In Defense of Eavesdropping

You heard me. I listen to people talking whenever and wherever I can. I tell myself I am just collecting examples of dialogue, but that is not always the case and I am not ashamed to say it. Sometimes I know that what I am hearing will never make it into a story, but it often piques my interest and gets me thinking, which is why I do it.

I sit in public places, coffee houses, airports, restaurants and listen. It is amazing what you hear people discussing unaware or uncaring of the ears that are turned in their direction.

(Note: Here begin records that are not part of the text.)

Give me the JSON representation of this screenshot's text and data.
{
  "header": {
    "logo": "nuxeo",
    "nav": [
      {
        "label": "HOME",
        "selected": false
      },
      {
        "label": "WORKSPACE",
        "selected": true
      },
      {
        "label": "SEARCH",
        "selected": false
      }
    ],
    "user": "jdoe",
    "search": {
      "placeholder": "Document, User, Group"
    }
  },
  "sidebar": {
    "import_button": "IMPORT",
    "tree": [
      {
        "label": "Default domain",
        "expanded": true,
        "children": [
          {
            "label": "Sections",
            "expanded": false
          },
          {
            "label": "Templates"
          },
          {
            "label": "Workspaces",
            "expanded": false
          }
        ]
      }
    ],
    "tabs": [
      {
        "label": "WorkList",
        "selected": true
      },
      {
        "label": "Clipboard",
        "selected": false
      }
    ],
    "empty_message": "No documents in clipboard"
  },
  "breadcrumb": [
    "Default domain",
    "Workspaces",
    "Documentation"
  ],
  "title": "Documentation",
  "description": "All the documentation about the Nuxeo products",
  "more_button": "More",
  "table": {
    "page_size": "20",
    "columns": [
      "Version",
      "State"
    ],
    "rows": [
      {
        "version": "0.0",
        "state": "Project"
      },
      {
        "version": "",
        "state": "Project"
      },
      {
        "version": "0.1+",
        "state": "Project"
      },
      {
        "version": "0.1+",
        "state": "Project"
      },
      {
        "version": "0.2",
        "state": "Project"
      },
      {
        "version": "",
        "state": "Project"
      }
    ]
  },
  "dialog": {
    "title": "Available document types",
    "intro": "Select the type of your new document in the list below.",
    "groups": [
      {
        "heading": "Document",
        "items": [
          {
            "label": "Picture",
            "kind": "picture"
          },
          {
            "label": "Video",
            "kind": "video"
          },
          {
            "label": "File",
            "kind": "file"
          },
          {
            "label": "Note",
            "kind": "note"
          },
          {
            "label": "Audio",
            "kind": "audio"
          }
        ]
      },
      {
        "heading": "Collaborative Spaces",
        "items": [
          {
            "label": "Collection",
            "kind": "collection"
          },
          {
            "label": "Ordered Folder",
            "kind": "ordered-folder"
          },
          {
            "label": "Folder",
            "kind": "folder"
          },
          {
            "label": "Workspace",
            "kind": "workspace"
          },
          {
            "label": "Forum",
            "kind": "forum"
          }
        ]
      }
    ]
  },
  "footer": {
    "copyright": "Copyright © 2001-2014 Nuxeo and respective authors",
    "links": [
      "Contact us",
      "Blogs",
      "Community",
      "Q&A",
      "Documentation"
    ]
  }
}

I don’t share or gossip about what I hear. That is not the purpose. Eavesdropping allows me to slip into other people’s lives and hear snippets of conversation that work better than any writing prompt ever could. These are real lives that revealed in small doses without resolution, until I turn my imagination to the issue and write an ending.

This is my version of a writing exercise.

It also teaches about real dialogue. People don’t speak in full sentences or even in a coherent fashion most of the time. They wander and digress. They make leaps and stumble. Their conversations are gloriously flawed, which is how I like it.

Try it yourself. Go to a public place and listen. Find a snippet of conversation, even just a phrase, and then use that to write a short story. Write your dialogue in the voices you hear and following their conversational flow.

Let me know how it goes. What did you hear?